E assim passou mais uma semana na vida do pobre: enfrentando dramas perfeitamente evitáveis e não sabendo como será o futuro.
quinta-feira, 12 de maio de 2016
quinta-feira, 5 de maio de 2016
Mais coincidência que ironia
A imprensa noticiou (com a sua habitual falta de precisão e inclinação ao escândalo) e as redes sociais começaram a repercutir (com seu permanente menosprezo por contextos), como se fosse notícia do Sensacionalista: Suzane von Richthofen saiu da prisão por causa do dia das mães. Alguns sítios, ainda mais cínicos, falam que ela saiu para "comemorar o dia das mães". Como Suzane está condenada pelo homicídio do pai e da mãe, está feito o mote para a ironia.
Até compreendo a estranheza que a situação provoca, mas se olharmos pelo aspecto estritamente legal, veremos que não há motivo para o barulho.
Suzane está condenada a 39 anos de reclusão e se encontra presa desde 2002. Em outubro do ano passado, obteve progressão para o regime semiaberto e, com isso, passou a uma situação disciplinar mais flexível, até porque sempre foi considerada presa de ótimo comportamento carcerário. Entre os benefícios de que passou a gozar figura a saída temporária da prisão, sem vigilância direta, admissível todavia o uso de monitoramento eletrônico.
Nos termos da Lei de Execução Penal, a saída temporária se destina a favorecer, ao condenado, "visita à família", "frequência a curso supletivo profissionalizante, bem como de instrução do 2º grau ou superior, na Comarca do Juízo da Execução" e "participação em atividades que concorram para o retorno ao convívio social" (art. 122). Trata-se de importante medida relacionada à lógica de castigos e recompensas que instrui a execução penal, como forma de induzir o apenado a manter-se dócil ao programa punitivo estatal, vendido como programa ressocializador.
O art. 123 da LEP condiciona o deferimento do benefício, pelo juiz da execução, à oitiva da administração penitenciária e do Ministério Público, ao bom comportamento carcerário, ao cumprimento de uma fração da pena (um sexto para primários e um quarto para os reincidentes) e à "compatibilidade do benefício com os objetivos da pena".
Além disso, a autorização "será concedida por prazo não superior a 7 (sete) dias, podendo ser renovada por mais 4 (quatro) vezes durante o ano" e, salvo hipótese de frequência a estudos, o gozo de cada saída exige um intervalo mínimo de 45 dias (art. 124, caput e § 3º).
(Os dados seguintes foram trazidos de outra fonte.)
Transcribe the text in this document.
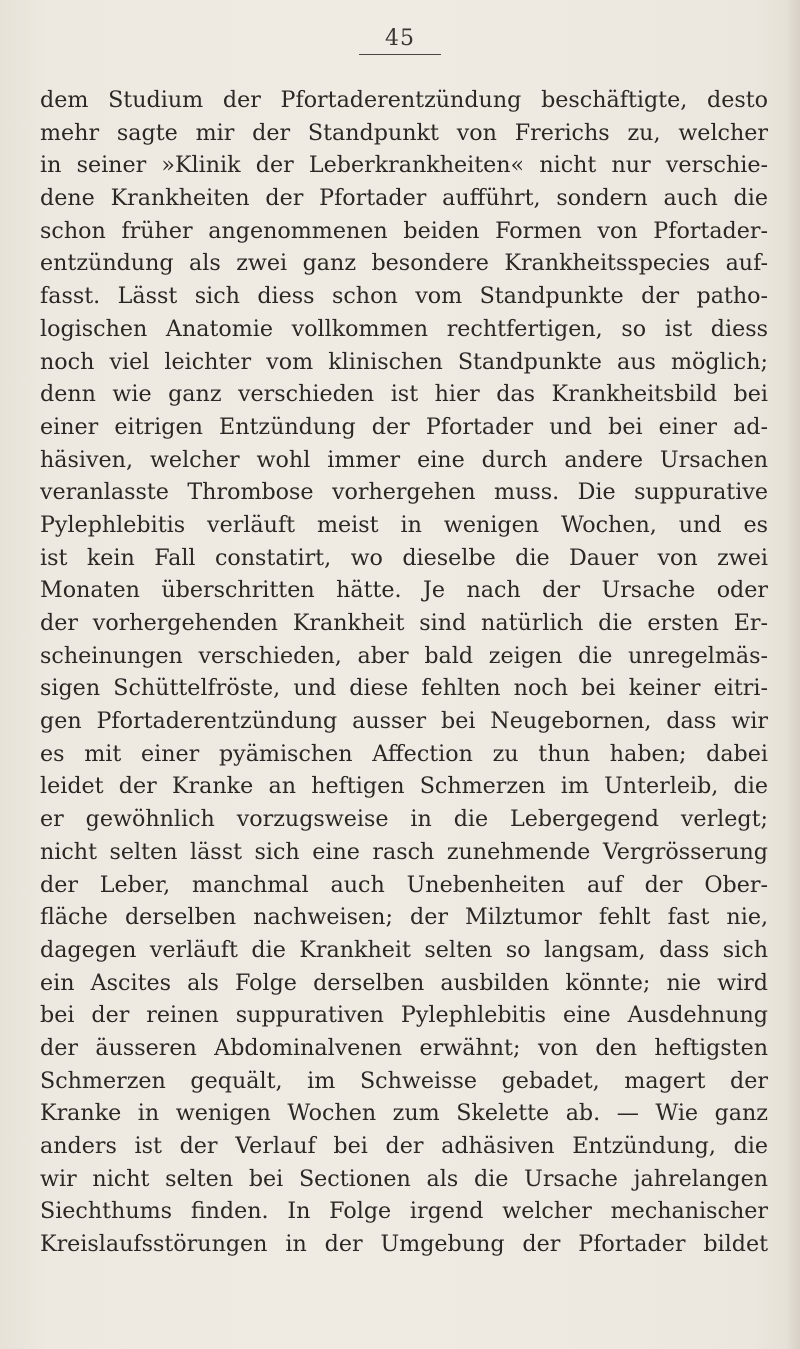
45
dem Studium der Pfortaderentzündung beschäftigte, desto
mehr sagte mir der Standpunkt von Frerichs zu, welcher
in seiner »Klinik der Leberkrankheiten« nicht nur verschie-
dene Krankheiten der Pfortader aufführt, sondern auch die
schon früher angenommenen beiden Formen von Pfortader-
entzündung als zwei ganz besondere Krankheitsspecies auf-
fasst. Lässt sich diess schon vom Standpunkte der patho-
logischen Anatomie vollkommen rechtfertigen, so ist diess
noch viel leichter vom klinischen Standpunkte aus möglich;
denn wie ganz verschieden ist hier das Krankheitsbild bei
einer eitrigen Entzündung der Pfortader und bei einer ad-
häsiven, welcher wohl immer eine durch andere Ursachen
veranlasste Thrombose vorhergehen muss. Die suppurative
Pylephlebitis verläuft meist in wenigen Wochen, und es
ist kein Fall constatirt, wo dieselbe die Dauer von zwei
Monaten überschritten hätte. Je nach der Ursache oder
der vorhergehenden Krankheit sind natürlich die ersten Er-
scheinungen verschieden, aber bald zeigen die unregelmäs-
sigen Schüttelfröste, und diese fehlten noch bei keiner eitri-
gen Pfortaderentzündung ausser bei Neugebornen, dass wir
es mit einer pyämischen Affection zu thun haben; dabei
leidet der Kranke an heftigen Schmerzen im Unterleib, die
er gewöhnlich vorzugsweise in die Lebergegend verlegt;
nicht selten lässt sich eine rasch zunehmende Vergrösserung
der Leber, manchmal auch Unebenheiten auf der Ober-
fläche derselben nachweisen; der Milztumor fehlt fast nie,
dagegen verläuft die Krankheit selten so langsam, dass sich
ein Ascites als Folge derselben ausbilden könnte; nie wird
bei der reinen suppurativen Pylephlebitis eine Ausdehnung
der äusseren Abdominalvenen erwähnt; von den heftigsten
Schmerzen gequält, im Schweisse gebadet, magert der
Kranke in wenigen Wochen zum Skelette ab. — Wie ganz
anders ist der Verlauf bei der adhäsiven Entzündung, die
wir nicht selten bei Sectionen als die Ursache jahrelangen
Siechthums finden. In Folge irgend welcher mechanischer
Kreislaufsstörungen in der Umgebung der Pfortader bildet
O juiz também deve estabelecer as condições a serem observadas pelo beneficiário no período, além de fixar a data para reapresentação espontânea.
É da tradição brasileira conceder a saída temporária em datas comemorativas, pois isso permitiria que o apenado estivesse com a família em momentos especiais, de maior congraçamento familiar ou comunitário. É o caso do dia das mães. Portanto, Suzane não saiu da prisão para comemorar o dia das mães, e sim porque o juízo da execução facultou a ela o gozo do benefício nesse momento. Se eu estivesse preso, agarraria qualquer chance de liberdade, mesmo que o juiz me liberasse para ver a final do campeonato de futebol. Talvez eu até visse a porcaria do jogo, de tão satisfeito.
Desde que progrediu para o regime semiaberto, Suzane já gozou da saída temporária uma vez, na páscoa. Saiu e voltou um dia antes do prazo. A imprensa noticiou o assunto, mas sem piadinhas. Até podia fazê-lo, já que páscoa representa renascimento. Agora, faz estardalhaço. Aguardem a repetição da bobagem no dia dos pais. Mas, no final das contas, a questão é bem menos instigante quando olhada pelas lentes da legalidade estrita. Saiu no dia das mães, mas podia ser em qualquer outro momento.
O que há na notícia para nos impressionar? Pois é: nada.